Self-employed individuals can prove their financial capability by meeting additional requirements from their lender. Before you start looking for a mortgage, consider your finances. You’ll want to start tracking your income and organizing your money. By documenting all of your sources of income, you’re able to showcase your legitimacy as a mortgage applicant.
By distinguishing your different sources of income, your lender will be able to get a clear picture of what you can afford, making the process of obtaining bank statement mortgage loans a lot easier.
2. Review Your Credit
The state of your credit will significantly influence whether or not you will receive a mortgage loan and the terms that reflect the loan you receive.
If you’re planning a move out of state, the expenses that go into this might eat away at your credit if you’re not careful. Your FICO score is the most crucial score that lenders will review to justify the amount of risk you bring as a borrower. Remember that your interest rate will be higher if your score is poor.
If you aren’t lucky with banks, consider pursuing your application with online lenders. These lenders tend to be more open to risk as long the applicant is willing to prioritize greater demands to provide financial security for the mortgage loan.
3. Prepare Your Documents
You also want to make sure you have all the required documents to apply for a mortgage as someone self-employed. Without the paperwork needed to show credibility, you won’t get very far in the application process.
Be sure to include tax returns, bank statements, your business license (if applicable), or additional evidence of your employment. You should also include the most recent invoices that showcase your business is up and running. It would be wise to get a tax preparer to compile a profit and loss report to represent your business.
4. Don’t Take On Debt
Before applying for your mortgage, remember not to take on any more debt. If you take on multiple loans, even for credit cards, your lender will view your applications as a greater risk than if you avoid these purchases. The more you can pay back your debt and increase your net worth, the greater your chances of securing a fair mortgage loan.

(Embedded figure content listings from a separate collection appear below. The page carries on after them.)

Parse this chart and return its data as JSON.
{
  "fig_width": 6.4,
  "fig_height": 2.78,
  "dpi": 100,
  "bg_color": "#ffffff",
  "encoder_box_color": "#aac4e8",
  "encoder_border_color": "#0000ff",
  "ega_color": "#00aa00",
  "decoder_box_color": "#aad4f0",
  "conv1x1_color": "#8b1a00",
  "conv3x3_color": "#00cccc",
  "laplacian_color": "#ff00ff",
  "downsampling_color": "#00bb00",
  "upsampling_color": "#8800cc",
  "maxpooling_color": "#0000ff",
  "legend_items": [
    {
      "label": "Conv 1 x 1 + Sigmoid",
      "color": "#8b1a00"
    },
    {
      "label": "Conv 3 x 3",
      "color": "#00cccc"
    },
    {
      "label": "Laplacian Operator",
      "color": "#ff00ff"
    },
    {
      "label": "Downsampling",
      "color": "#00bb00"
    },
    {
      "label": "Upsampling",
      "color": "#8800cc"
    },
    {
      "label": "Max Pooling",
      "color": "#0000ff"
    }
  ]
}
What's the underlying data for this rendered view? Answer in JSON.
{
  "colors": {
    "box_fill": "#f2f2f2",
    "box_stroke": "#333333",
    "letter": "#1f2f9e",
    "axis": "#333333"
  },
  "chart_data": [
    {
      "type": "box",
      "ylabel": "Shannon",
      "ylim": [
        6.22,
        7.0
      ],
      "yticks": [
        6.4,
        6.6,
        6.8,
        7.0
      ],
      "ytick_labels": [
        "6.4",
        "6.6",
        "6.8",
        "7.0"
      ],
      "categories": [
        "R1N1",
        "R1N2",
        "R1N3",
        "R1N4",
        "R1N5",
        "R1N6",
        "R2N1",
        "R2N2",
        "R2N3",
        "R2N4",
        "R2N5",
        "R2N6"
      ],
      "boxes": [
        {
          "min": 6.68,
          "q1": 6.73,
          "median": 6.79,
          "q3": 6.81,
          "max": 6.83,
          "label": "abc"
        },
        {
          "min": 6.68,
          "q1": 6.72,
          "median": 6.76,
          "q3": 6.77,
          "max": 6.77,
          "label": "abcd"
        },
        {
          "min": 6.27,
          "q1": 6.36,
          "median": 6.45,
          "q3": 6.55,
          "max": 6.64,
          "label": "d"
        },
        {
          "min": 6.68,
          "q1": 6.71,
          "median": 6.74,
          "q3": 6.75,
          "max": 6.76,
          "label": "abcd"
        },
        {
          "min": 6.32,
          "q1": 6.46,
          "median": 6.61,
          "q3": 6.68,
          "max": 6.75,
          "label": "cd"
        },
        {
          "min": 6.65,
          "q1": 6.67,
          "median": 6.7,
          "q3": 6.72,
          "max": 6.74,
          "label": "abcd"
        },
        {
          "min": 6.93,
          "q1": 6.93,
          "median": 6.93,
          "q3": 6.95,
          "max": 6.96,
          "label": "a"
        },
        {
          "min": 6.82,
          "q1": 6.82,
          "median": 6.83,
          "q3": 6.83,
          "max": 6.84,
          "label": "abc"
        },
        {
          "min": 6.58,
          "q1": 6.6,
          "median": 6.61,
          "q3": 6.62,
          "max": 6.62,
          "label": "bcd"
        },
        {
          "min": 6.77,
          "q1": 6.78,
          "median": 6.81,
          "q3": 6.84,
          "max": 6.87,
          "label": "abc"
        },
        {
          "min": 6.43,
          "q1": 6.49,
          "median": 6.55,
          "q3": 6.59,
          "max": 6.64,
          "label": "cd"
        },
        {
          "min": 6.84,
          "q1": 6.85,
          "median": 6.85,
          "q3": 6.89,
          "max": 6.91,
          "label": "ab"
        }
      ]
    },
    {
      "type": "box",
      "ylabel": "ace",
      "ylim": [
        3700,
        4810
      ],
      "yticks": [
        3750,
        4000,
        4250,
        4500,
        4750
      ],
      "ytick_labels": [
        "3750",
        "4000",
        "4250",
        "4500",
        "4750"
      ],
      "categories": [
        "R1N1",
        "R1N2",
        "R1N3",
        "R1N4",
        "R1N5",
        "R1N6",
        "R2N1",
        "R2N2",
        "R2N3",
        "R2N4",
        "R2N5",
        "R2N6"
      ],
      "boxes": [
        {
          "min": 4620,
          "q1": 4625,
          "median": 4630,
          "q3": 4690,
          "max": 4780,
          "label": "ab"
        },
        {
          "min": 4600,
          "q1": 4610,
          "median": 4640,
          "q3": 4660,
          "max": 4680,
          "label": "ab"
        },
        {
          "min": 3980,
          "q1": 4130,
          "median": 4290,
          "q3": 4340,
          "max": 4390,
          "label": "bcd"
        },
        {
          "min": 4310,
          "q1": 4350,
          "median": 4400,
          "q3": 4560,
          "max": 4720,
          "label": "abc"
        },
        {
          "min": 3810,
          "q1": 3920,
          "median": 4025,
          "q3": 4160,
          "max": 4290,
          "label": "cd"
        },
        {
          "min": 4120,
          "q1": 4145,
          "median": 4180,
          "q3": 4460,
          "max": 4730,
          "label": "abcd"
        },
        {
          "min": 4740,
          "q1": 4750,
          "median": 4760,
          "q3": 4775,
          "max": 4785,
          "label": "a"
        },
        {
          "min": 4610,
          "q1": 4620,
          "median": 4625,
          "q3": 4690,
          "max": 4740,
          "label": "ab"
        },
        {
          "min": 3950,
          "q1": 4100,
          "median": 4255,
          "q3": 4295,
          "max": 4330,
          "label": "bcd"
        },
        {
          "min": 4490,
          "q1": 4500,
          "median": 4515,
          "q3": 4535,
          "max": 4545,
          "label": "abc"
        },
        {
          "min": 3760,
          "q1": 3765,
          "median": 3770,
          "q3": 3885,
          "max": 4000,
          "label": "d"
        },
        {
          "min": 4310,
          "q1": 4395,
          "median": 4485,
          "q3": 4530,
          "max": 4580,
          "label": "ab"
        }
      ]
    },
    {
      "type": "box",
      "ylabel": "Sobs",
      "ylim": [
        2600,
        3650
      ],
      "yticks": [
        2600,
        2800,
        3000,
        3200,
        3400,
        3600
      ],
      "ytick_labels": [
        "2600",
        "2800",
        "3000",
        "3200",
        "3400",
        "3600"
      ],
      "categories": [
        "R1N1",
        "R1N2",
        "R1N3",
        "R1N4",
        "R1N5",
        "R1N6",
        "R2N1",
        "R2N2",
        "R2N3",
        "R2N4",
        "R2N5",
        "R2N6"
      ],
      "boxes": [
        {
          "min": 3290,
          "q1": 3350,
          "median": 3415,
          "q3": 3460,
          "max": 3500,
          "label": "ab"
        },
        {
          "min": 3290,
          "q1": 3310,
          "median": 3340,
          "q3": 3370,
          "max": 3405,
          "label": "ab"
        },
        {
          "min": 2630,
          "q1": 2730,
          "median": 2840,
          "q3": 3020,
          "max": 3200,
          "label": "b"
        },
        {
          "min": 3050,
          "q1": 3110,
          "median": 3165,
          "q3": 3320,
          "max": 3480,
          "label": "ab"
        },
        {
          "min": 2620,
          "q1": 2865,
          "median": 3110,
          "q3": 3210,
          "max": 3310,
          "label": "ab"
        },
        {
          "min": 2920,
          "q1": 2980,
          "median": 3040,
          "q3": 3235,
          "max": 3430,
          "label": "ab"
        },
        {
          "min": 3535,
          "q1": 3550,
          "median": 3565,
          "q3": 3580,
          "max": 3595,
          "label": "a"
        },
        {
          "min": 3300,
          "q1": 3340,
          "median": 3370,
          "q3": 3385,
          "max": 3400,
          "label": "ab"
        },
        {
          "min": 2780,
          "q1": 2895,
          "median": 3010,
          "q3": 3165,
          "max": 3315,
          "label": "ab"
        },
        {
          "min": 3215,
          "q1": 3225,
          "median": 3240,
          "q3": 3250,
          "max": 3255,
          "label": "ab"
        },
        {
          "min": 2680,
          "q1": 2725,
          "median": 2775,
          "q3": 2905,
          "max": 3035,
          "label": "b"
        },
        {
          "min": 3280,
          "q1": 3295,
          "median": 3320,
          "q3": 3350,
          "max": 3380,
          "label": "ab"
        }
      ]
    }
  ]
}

5. Have Down Payment Ready
Make sure you have the funds ready to put down a down payment on your property. The general rule of thumb is to put 10% down, but the more you can put down, the better if your credit is poor. Since, to lenders, there is a level of risk tied to self-employed work, the more you can show your financial capability, the better.
Purchase A Home You’ll Love
Obtaining a mortgage while self-employed is tricky but not impossible. With enough effort, you can showcase your financial security and get a mortgage loan to purchase a home you’ll love.